Stanislavski stood up now. “You mentioned the Henry Falcon thing.”
“Right.”
He jabbed the cassette, as if he were still convinced it was going to explode in his face. “I’ll tell you what I’ll do. Lieutenant Nightingale’s in charge of the case. I’ll turn the tape straight over to him, then I guess he’ll be in touch with you when he’s had a chance to listen to it.”
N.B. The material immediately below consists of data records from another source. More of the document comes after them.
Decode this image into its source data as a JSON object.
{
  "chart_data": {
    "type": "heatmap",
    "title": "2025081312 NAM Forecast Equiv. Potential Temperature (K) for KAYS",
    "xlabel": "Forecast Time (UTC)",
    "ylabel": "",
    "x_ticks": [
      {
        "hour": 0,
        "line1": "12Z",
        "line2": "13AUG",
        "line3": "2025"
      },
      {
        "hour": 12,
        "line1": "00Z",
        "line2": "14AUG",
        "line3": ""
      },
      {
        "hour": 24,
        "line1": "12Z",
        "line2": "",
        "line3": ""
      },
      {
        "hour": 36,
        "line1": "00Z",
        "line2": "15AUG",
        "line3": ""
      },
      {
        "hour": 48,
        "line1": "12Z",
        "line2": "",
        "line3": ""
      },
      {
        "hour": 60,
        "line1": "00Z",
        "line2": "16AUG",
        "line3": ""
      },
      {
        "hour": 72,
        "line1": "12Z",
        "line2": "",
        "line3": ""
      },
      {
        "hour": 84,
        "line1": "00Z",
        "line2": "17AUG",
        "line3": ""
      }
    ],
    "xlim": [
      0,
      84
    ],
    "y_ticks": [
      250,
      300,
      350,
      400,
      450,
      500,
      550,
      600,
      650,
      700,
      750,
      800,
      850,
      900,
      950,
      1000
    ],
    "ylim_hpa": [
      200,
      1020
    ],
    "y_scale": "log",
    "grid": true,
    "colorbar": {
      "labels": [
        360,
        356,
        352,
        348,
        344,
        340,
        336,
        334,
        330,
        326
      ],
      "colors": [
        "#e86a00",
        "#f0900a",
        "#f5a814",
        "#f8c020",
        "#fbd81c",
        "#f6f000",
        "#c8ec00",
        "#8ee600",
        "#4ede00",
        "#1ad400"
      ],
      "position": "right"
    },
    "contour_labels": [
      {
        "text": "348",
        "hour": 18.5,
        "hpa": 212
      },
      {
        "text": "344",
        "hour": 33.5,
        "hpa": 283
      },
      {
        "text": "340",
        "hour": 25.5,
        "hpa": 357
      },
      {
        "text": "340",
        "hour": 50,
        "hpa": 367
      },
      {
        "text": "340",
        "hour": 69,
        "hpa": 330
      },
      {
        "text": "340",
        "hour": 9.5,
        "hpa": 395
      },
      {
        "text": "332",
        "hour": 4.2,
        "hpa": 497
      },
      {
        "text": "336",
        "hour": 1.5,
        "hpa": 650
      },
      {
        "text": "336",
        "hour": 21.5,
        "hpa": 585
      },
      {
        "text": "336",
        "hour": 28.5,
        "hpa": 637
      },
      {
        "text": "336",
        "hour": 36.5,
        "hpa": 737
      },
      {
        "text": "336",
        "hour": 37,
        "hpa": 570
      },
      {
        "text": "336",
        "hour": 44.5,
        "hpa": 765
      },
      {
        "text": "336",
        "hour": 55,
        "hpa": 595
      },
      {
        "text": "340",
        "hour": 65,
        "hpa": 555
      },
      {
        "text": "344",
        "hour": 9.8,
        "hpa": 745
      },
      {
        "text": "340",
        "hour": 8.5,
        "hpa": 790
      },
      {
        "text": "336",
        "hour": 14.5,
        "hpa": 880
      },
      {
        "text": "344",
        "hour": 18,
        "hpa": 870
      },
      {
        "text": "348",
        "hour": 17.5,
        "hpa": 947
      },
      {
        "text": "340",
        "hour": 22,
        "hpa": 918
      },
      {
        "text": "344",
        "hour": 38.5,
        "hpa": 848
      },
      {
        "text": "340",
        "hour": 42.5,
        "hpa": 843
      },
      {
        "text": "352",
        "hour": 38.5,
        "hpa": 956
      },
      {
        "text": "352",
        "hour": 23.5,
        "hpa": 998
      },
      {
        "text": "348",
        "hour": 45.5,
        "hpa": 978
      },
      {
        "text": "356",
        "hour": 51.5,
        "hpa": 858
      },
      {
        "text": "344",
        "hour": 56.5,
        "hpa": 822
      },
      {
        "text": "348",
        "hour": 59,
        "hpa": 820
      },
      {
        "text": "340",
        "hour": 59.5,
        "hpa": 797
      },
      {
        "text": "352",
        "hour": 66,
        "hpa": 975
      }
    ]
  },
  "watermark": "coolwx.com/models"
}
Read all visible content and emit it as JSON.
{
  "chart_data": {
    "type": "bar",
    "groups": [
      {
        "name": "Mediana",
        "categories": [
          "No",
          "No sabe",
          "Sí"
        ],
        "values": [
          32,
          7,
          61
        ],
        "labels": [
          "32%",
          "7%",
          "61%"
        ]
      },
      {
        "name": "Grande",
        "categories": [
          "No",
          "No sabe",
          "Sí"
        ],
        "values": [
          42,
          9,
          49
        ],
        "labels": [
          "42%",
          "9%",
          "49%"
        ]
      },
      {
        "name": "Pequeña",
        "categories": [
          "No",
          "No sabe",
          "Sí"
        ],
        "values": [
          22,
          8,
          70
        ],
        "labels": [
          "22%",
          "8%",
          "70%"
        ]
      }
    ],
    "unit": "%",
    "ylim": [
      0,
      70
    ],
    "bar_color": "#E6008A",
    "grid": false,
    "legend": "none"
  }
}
“I’m not making you understand, am I? There isn’t time for me to hang around waiting for your Lieutenant Nightingale to listen to the tape and then make up his mind about calling me. There just isn’t time for that. Why can’t I get to see him right now?” She was aware of the palm of her hand striking the surface of the desk. Slapslap—a quick impatient gesture.
“He’s not here right now. He went out a while ago.”
“Terrific,” she said. “Is there some way you can get in touch with him?”
Stanislavski shook his head.
He’s lying, she thought. Didn’t they have radios in cop cars? So why is he lying? Because he thinks I’m crazy, my whole story is off the wall. I’m just some demented housewife making up an adventure yarn to pass a boring afternoon. Because he doesn’t take me seriously. “You’ve got to be able to contact him,” she said. “I mean, there’s got to be some way of getting through.”
Stanislavki said, “Look, the best thing is to wait until he gets back. Then I’ll give him this cassette personally.”
“Can’t you radio him or something?”
Stanislavski sighed. He was weighing the cassette in on
e hand, apparently convinced it contained nothing explosive. She watched his face. She could see in his wearily resigned expression all the madness of his occupation—she could see the crazies and the deluded, the drugged and the freaks, the mad bombers and urban terrorists that must pass in front of his desk on a daily basis. He had to listen to everybody’s story, had to write reports on what was said to him; maybe after a time you gave up, paying only cursory attention to the faces and tales that you saw and heard from behind your desk. And mine, she thought, is just another such item of nonsense.
“Wait here,” he said.
He turned, threading his way between desks, then went through a door at the back of the room. She wondered what he was doing, whether he was actually doing anything, or if he were just lurking out of sight someplace and pretending to make contact with Nightingale, another means of humoring her. She looked around the room. She felt faint again. She had a sense of things around her melting, images running one into another like dripping wax. She covered her eyes with the palm of her hand. Then she heard Stanislavski come back.
“I tried,” he said. “I tried to get him in his car. I guess he wasn’t there.”
“Are you sure you tried?”
“I’m sure.”
She shrugged. “When will he be back?”
“It’s hard to say.” The cop picked up his printed form and looked at it for a moment. “Why don’t you go home? When he gets in I’ll make sure he listens to this tape and then calls you. Okay?”
She sighed now. Weariness—she had to fight against fatigue. She picked up her purse. “Are you sure you really tried to get Nightingale?”
“Lady,” he said. “I told you.”
“Okay, okay.”
She turned away from the desk, moved across the room, down the corridor, and then out into the street. She wondered how long it would take for Nightingale to reach her. Or if he’d ever get in touch at all.
5.
Nightingale stared at the bowling alleys: Big black balls thundered towards the pins, most of them thrown by massive women who had their hair in curlers and scarves over their heads. Maybe it was some kind of afternoon league, Housewives of the Bronx or something like that. Maybe they even had a name—the Deegan Expressway Die-Hards or something along those lines. He lit a cigarette and watched a bowling ball scurry into a gutter and go sliding beyond the pins with the force of a small bomb.